Energie/Umwelt -

Bundesverband der Energie-Abnehmer Jährlicher Preisanstieg bei Netzentgelten setzt sich fort

Der Netznutzungsentgeltvergleich des VEA zeigt, dass die Preise in den letzten zwölf Monaten im Mittelspannungsbereich um 14,3 Prozent, im Niederspannungsbereich um 10,2 Prozent gestiegen sind. Dabei gibt es zwischen den einzelnen Netzbetreibern Preisunterschiede von bis zu 400 Prozent.

Ein Vergleich des Bundesverbands der Energie-Abnehmer (VEA) zeigt, dass innerhalb eines Jahres im Mittelspannungsbereich mit derzeit 4,04 ct/kWh insgesamt 14,3 Prozent/durchschnittlich 0,51 ct/kWh mehr gezahlt werden. In der Niederspannung stieg das Netzentgelt um 10,2 Prozent/0,63 ct/kWh, sodass im Durchschnitt 6,86 ct/kWh an Kosten anfallen. Im Vergleich zum Jahr 2009 stieg die finanzielle Belastung laut VEA im Niederspannungsbereich um fast 40 Prozent, im Mittelspannungsbereich um mehr als 55 Prozent.

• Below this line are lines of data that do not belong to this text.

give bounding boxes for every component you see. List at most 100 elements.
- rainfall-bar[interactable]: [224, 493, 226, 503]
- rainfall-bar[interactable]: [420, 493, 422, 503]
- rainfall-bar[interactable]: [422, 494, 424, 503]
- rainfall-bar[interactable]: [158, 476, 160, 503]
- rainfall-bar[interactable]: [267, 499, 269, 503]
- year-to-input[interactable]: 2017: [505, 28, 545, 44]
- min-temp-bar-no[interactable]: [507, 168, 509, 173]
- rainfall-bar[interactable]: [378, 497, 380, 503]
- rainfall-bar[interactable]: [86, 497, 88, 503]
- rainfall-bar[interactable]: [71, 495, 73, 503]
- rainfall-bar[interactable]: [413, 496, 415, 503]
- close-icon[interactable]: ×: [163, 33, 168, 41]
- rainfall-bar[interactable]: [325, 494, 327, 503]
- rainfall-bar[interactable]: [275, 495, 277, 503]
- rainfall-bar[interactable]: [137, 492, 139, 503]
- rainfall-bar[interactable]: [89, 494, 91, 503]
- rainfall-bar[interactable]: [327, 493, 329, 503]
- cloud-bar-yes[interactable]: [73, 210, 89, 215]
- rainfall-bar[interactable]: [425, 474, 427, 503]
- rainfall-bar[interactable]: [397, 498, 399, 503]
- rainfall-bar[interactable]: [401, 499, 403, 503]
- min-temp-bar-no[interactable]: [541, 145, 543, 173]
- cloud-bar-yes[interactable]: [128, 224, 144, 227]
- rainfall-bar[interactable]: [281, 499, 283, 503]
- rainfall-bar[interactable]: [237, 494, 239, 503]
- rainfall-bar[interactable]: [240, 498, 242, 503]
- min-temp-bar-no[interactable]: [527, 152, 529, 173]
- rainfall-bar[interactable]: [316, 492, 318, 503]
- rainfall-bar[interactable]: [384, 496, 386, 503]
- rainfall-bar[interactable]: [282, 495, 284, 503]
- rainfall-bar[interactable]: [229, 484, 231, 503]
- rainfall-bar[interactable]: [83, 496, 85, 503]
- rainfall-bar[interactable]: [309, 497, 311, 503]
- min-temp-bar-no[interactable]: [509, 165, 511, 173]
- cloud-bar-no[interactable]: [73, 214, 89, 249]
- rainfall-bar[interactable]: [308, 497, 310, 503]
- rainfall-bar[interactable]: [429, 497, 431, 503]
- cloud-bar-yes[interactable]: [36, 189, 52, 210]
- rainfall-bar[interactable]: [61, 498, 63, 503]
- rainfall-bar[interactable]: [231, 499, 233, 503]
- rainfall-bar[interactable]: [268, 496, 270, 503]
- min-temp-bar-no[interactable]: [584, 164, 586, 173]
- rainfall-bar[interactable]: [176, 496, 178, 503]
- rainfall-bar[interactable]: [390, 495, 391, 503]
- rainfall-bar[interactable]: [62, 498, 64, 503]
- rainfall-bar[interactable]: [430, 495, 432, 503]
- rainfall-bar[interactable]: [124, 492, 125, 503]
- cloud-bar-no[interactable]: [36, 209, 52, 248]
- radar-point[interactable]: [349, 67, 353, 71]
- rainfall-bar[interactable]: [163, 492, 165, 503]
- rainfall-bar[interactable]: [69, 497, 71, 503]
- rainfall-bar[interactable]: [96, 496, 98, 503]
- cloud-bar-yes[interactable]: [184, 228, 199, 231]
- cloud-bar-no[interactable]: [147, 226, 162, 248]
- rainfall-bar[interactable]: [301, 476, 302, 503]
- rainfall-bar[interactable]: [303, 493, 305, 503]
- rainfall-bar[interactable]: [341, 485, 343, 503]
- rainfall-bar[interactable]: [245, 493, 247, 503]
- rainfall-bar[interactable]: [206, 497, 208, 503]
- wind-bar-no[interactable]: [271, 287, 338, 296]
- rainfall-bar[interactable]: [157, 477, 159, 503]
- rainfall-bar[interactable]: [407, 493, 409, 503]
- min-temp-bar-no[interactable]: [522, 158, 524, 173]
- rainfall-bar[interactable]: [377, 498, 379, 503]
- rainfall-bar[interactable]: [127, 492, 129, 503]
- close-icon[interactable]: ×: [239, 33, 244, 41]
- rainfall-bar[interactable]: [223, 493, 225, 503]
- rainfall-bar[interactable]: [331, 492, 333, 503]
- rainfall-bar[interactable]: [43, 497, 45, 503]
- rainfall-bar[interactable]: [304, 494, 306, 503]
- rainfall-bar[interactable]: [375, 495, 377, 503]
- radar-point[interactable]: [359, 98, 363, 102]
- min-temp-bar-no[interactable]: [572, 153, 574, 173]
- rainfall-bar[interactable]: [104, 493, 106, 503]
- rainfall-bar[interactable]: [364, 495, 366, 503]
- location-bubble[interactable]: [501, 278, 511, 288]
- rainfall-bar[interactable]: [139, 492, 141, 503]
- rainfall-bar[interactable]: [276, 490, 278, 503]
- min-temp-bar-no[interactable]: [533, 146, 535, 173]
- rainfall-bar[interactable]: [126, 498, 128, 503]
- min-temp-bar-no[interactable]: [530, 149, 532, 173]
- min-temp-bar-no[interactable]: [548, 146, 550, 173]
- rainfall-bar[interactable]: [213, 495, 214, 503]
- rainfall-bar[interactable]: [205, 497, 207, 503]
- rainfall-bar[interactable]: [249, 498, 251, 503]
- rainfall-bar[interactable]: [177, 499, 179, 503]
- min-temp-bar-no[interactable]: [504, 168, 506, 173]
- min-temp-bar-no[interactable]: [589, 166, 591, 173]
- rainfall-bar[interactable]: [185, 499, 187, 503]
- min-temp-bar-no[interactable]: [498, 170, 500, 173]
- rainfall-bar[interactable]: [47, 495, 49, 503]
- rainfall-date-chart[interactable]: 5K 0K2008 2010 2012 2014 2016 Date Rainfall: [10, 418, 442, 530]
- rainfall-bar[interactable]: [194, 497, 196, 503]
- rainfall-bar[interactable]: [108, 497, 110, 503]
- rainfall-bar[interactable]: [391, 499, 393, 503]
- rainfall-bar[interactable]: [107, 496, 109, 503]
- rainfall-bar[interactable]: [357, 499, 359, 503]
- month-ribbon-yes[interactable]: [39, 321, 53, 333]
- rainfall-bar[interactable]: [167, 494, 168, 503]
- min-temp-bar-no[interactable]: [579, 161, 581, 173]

"Bereits jetzt sind die Preissteigerungen der letzten zwölf Monate bei den Stromnetzentgelten enorm", sagt Dr. Volker Stuke, Hauptgeschäftsführer des VEA. "Und das, obwohl der Netzausbau noch gar nicht richtig begonnen hat. Mit dem notwendigen Netzausbau werden sich die Durchleitungskosten noch weiter dramatisch erhöhen." Netzbetreiber sind zwar verpflichtet, die Netzkosten im Internet zu veröffentlichen, bei fast 900 Netzbetreibern fällt ein individueller Preisvergleich jedoch schwer. Mit Hilfe der VEA-Datenbank können die Stromnetzentgelte deutschlandweit verglichen werden.

Wer sind die günstigsten Netzbetreiber?

Im Mittelspannungsbereich sind laut VEA die drei preisgünstigsten Netzbetreiber die Stadtwerke Geldern Netz, FischerStrom in Edling und der Netzbetrieb Hirschberg. Die drei kostenintensivsten Netzbetreiber seien das Elektrizitätswerk Hindelang, das WEMAG Netz mit Sitz in Schwerin und die Energieversorgung Kipfenberg. Kunden dieser drei Anbieter zahlen bis zu viermal höhere Preise für ihren Strom als Kunden der günstigsten Anbieter.

Trotz teilweise hoher Preisdifferenzen zwischen einzelnen Netzbetreibern, lassen sich starke regionale Unterschiede nachweisen. Während im Westen und Südwesten der Republik die Netzentgelte günstiger sind, werden in den neuen Bundesländern nicht zuletzt aufgrund des regional vorangetriebenen Ausbaus von Windkraftanlagen höhere Preise verlangt.

Über den VEA

Der VEA hat inzwischen mehr als 4.500 Mitglieder im gesamten Bundesgebiet und berät seit über 65 Jahren Unternehmen aus der mittelständischen Wirtschaft und des öffentlichen Sektors bei Fragen der Energiekostenreduzierung und des Energiemanagements. Die vom Bundesverband veröffentlichten Preisvergleiche sollen regelmäßig einen fundierten Überblick über die Preisentwicklungen auf dem Energie- und Wärmemarkt geben. Der Netznutzungsentgeltvergleich umfasst 822 Netzbetreiber. Untersucht werden ausschließlich Sondervertragskunden, die über eine kontinuierliche Leistungsmessung verfügen.